13 June 2013
The Presidency will be taking a hands-on approach and working closely with its social partners and government departments to boost confidence in South Africa’s economy, President Jacob Zuma told Parliament on Wednesday.
Presenting the Presidency’s budget vote in Cape Town, Zuma stressed that in addressing the country’s labour issues, the government would not be taking sides or favouring any labour union over others in the mining industry.
“Our interest is in finding solutions,” he said.
Zuma said he had recently tasked Deputy President Kgalema Motlanthe with leading a ministerial team to help the country’s mining sector to stabilise.
Motlanthe had over the past two weeks been holding discussions with trade unions, labour federations and the Chamber of Mines, and would meet with all stakeholders in the sector on Friday to find a broad consensus to ensure stability.
With the wage bargaining season set to start soon, he urged business and labour to ensure a speedier resolution of wage negotiations, adding that the country’s law enforcement agencies had been instructed not to tolerate crimes committed in the name of labour relations.
National Development Plan
Zuma said the root of the problems in South Africa’s mining sector dated back to apartheid, where cheap labour was provided to mines and farms.
He said the National Development Plan (NDP), approved by the Cabinet last year, would help South Africa address these and other problems, adding: “While there may be differences of opinion on specific details, there is general acceptance of the broad thrust of the National Development Plan.”
The Department of Performance Monitoring and Evaluation and the National Planning Commission secretariat in The Presidency are busy converting the NDP’s proposals into a medium-term strategic framework.
Economic growth, infrastructure
Zuma noted that South Africa’s economy had grown by 83% between 1994 and 2012, with per capita income increasing by 40% from R27 500 a year in 1993 to R38 500 last year.
Over the last 19 years, disposable income had increased by 43%, while employment had grown by 3.5-million jobs and social grants from 2.5-million in 1994 to 16-million to date.
On the government’s infrastructure drive, which aims to boost industrialisation, economic growth and job creation, Zuma said a large part of the infrastructure expenditure of R827-billion over the next three years would be on projects that were already in progress, and for which tenders had already been issued.
However, weaknesses in planning and capacity continued to delay the implementation of some projects – an issue that would be addressed by the Presidential Infrastructure Co-ordinating Commission.
BEE, youth development
Zuma said that while over R600-billion in black economic empowerment (BEE) transactions had been recorded since 1995, direct black ownership on the JSE remained at less than five percent, while the Department of Labour’s annual Employment Equity report indicated that white males still owned and managed the economy.
To address some of these challenges the government was amending the BEE law, he said.

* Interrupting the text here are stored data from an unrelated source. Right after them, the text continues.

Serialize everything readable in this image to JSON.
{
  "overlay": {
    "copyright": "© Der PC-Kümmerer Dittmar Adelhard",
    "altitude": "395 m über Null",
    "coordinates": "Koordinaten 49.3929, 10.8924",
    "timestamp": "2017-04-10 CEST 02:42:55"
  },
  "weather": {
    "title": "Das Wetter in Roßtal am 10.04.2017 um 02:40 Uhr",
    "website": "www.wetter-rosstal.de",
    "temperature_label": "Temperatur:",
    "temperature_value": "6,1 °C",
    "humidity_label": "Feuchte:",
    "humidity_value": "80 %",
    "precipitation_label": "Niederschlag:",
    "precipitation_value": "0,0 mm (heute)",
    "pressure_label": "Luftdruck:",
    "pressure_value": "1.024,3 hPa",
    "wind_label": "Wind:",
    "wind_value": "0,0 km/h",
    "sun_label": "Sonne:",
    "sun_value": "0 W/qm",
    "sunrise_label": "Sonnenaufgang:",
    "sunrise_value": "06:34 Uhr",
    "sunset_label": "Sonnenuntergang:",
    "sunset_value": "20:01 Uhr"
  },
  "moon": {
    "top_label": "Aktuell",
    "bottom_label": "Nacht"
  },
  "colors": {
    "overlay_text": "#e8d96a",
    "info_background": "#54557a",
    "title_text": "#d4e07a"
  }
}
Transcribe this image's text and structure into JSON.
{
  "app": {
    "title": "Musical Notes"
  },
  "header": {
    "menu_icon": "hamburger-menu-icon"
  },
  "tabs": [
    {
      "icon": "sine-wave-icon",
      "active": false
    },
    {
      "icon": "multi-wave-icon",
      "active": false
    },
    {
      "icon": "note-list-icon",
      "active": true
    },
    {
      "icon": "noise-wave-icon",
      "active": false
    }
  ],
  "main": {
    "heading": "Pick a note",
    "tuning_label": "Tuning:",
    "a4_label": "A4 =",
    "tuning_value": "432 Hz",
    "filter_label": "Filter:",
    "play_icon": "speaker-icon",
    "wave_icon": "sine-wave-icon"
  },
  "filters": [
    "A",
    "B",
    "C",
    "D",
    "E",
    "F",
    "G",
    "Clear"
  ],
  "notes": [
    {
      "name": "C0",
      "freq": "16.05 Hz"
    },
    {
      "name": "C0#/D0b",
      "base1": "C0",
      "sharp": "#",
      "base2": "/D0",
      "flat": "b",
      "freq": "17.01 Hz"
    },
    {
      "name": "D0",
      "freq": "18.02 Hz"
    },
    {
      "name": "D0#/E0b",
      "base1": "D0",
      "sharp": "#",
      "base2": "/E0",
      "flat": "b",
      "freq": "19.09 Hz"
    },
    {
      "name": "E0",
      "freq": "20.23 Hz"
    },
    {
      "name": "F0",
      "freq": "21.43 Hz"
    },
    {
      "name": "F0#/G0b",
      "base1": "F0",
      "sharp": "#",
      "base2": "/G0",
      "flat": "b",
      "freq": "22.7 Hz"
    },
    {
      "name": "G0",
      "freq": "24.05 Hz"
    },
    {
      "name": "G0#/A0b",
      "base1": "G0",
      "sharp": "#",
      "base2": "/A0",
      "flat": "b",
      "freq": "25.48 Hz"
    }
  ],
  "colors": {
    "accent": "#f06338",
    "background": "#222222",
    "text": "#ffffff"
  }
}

The government was also strengthening its support for youth development, following the signing in April of a Youth Employment Accord.
The accord supports “second chance” matric programmes as well as other interventions at Further Education and Training (FET) college level to improve young people’s skills levels.
New job opportunities would be identified for the youth in areas such as the green economy and infrastructure projects as well as in business process services, while the Expanded Public Works Programme and related public sector job initiatives were now increasingly targeting the youth.